Basic terms and concepts

Allophone — realization of a phoneme, a variant due to the specific phonetic environment.

Text-to-speech synthesizer (CMT) [1] is a system capable of generating speech in text. It contains two blocks: a block of linguistic processing of text to the  phoneme view with labels pressed, intonations (prosody) and rhythm, as well as a speech signal processing unit that converts previously artymany fans into a sound signal of speech [2].

 

Features of the service

Speech duration is calculated using a speech synthesizer in the text: the text entered is divided into allophones (the smallest sound units), then the lengths of sound of all allophones of the input text are summarized.

 

Practical value

Service will be useful for users who need to make a report. Usually at such events, there is a regulation, in which the speaker has to answer. The service will help the user to see in advance how much time it will take to pronounce the entered amount of text so as not to shift the time limit for the speech. The service will also help in creating acoustic resources for the development and improvement of speech synthesizer in the text, it will help to predict the duration of the audio recording of the read text for the acoustic base.

 

User Interface Description

The graphical interface of the service includes the following parts, presented in Figure 1.

Figure 1. User interface of the service «Speech Duration Predictor»

 

Area A includes the following buttons:

  • «EN», «RU» and «RU» — localization selection buttons;
  • «?» — open the service help (this page).

Area B includes the following buttons:

  • The arrow button is used to return the original example to the input field;
  • A button with a cross clears the input field.

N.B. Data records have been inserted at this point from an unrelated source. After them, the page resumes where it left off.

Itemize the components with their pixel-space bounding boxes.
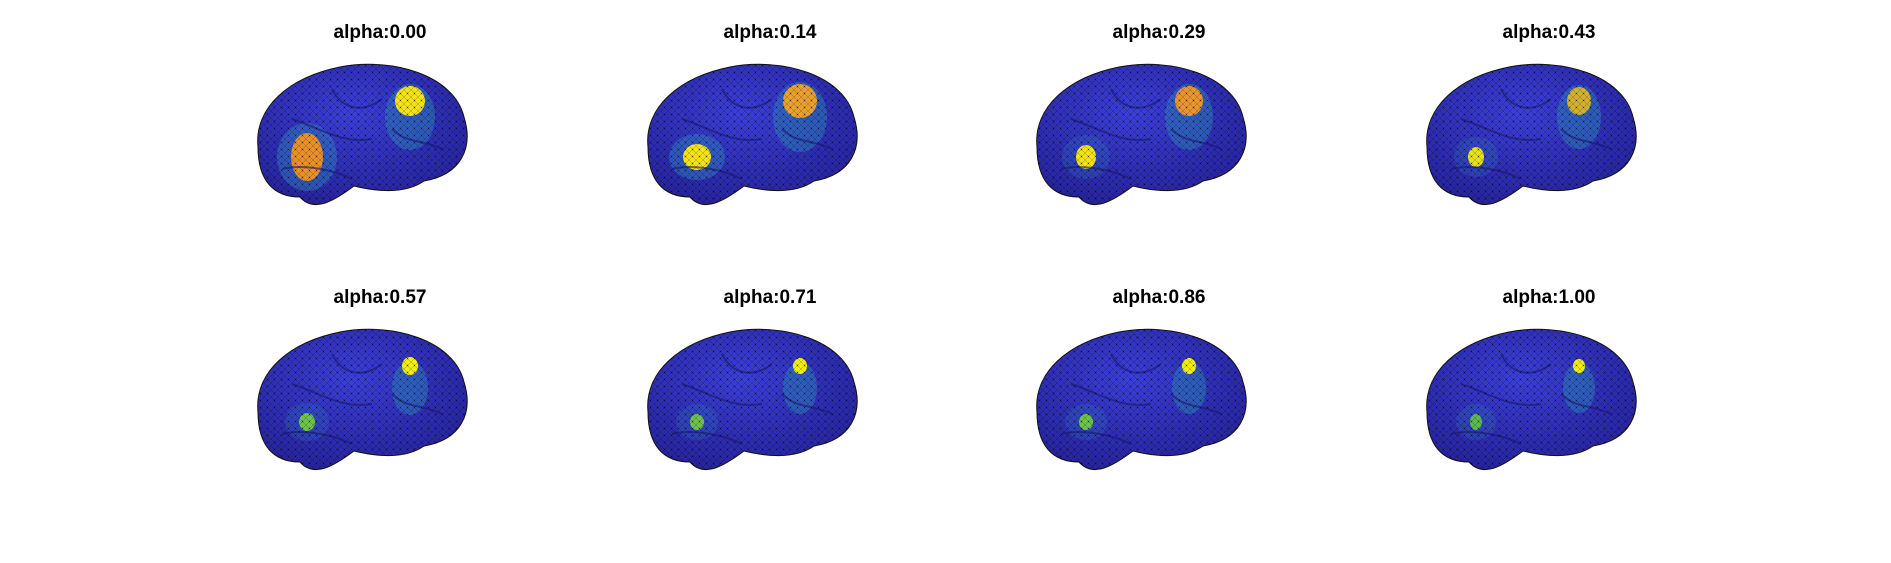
panel-title: alpha:0.43: [1503, 22, 1596, 43]
panel-title: alpha:0.00: [334, 22, 427, 43]
panel-title: alpha:0.86: [1113, 287, 1206, 308]
mesh: [647, 329, 858, 470]
mesh: [257, 329, 468, 470]
brain-surface: [1036, 328, 1247, 471]
mesh: [1426, 64, 1637, 205]
panel-title: alpha:0.71: [724, 287, 817, 308]
mesh: [647, 64, 858, 205]
panel-title: alpha:0.57: [334, 287, 427, 308]
brain-surface: [1426, 63, 1637, 206]
mesh: [257, 64, 468, 205]
mesh: [1036, 329, 1247, 470]
panel-title: alpha:0.29: [1113, 22, 1206, 43]
brain-surface: [1426, 328, 1637, 471]
brain-surface: [647, 328, 858, 471]
brain-surface: [257, 328, 468, 471]
panel-title: alpha:1.00: [1503, 287, 1596, 308]
brain-surface: [257, 63, 468, 206]
panel-title: alpha:0.14: [724, 22, 817, 43]
mesh: [1426, 329, 1637, 470]
mesh: [1036, 64, 1247, 205]
brain-surface: [647, 63, 858, 206]
brain-surface: [1036, 63, 1247, 206]
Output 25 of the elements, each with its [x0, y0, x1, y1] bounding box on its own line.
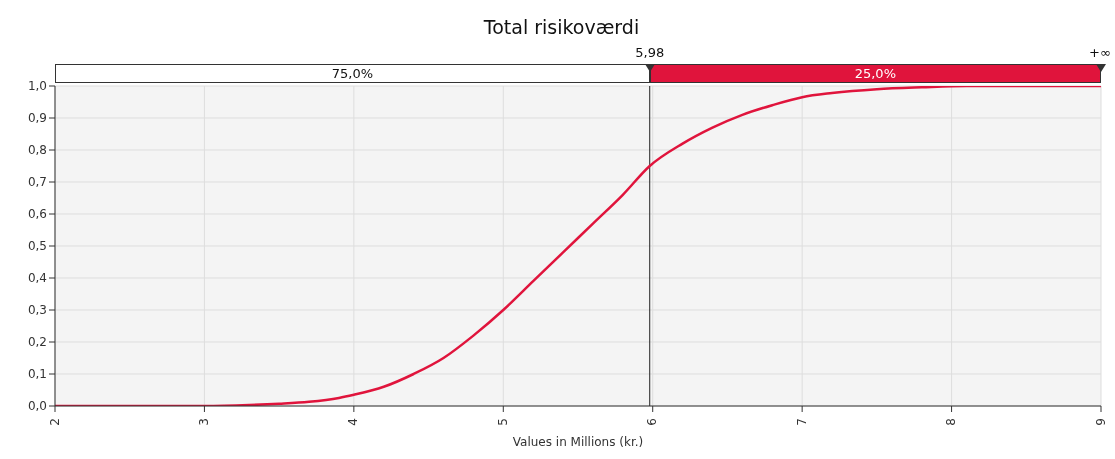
x-tick-label: 6 — [645, 418, 660, 426]
y-tick-label: 0,2 — [27, 335, 47, 350]
text: 75,0% — [55, 64, 650, 83]
y-tick-label: 0,6 — [27, 207, 47, 222]
x-tick-label: 4 — [346, 418, 361, 426]
y-tick-label: 0,7 — [27, 175, 47, 190]
text: +∞ — [1089, 45, 1111, 60]
y-tick-label: 0,8 — [27, 143, 47, 158]
x-tick-label: 7 — [794, 418, 809, 426]
y-tick-label: 0,3 — [27, 303, 47, 318]
ref-line-label: 5,98 — [634, 45, 666, 60]
x-axis-title: Values in Millions (kr.) — [512, 435, 644, 449]
y-tick-label: 0,4 — [27, 271, 47, 286]
x-tick-label: 2 — [47, 418, 62, 426]
y-tick-label: 0,9 — [27, 111, 47, 126]
x-tick-label: 3 — [196, 418, 211, 426]
y-tick-label: 0,5 — [27, 239, 47, 254]
x-tick-label: 5 — [495, 418, 510, 426]
x-tick-label: 8 — [944, 418, 959, 426]
x-tick-label: 9 — [1093, 418, 1108, 426]
y-tick-label: 0,0 — [27, 399, 47, 414]
chart-title: Total risikoværdi — [482, 16, 641, 38]
y-tick-label: 1,0 — [27, 79, 47, 94]
text: 25,0% — [649, 64, 1101, 83]
y-tick-label: 0,1 — [27, 367, 47, 382]
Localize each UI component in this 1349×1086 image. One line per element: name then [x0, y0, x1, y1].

Area C — text input field.

Area D — a corner with which you can change the size of the input field.

Area E — the button «Predict speech duration», with which you can get the result.

Area F — information that is the result of the service.

 

Customer scripts for working with the service

  1. Enter the text in Belarusian, English or Russian in the input field.
  2. Click on «Predict speech duration!» to get the result (Figure 1).

The result is the duration of the synthesized input text in the format HH:XX:SS, as well as the number of visual signs: words and punctuation.

 

Links to sources

Service page — https://corpus.by/SpeechDurationPredictor/?lang=en

Text-to-Speech Synthesizer — https://corpus.by/TextToSpeechSynthesizer/?lang=en

 

External links

  1. Сінтэзатар маўлення па тэксце // Платформа для апрацоўкі тэкставай і гукавой інфармацыі розных тэматычных даменаў [Электронны рэсурс]. — 2017. Рэжым доступу : http://corpus.by/TextToSpeechSynthesizer/?lang=be. — Дата доступу : 30.03.2017.
  2. Алгарытмы лінгвістычнай апрацоўкі тэкстаў для сінтэзу маўлення на беларускай і рускай мовах : дысертацыя на атрыманне навуковай ступені кандыдата тэхнічных навук : спецыяльнасць 05.13.01 Сістэмны аналіз, кіраванне і апрацоўка інфармацыі / Гецэвіч Юрый Станіслававіч ; навуковы кіраўнік Лабанаў Б. М. ; Аб’яднаны інстытут праблем інфарматыкі Нацыянальнай акадэміі навук Беларусі. — Мінск, 2012. — 184, [6] л. : іл., табл., схемы. — Ч. тэксту рус. — Бібліягр.: л. 153-164.

Калі Вы знайшлі ў тэксце памылку правапісу, калі ласка, выдзеліце гэты тэкст і націсніце Ctrl+Enter.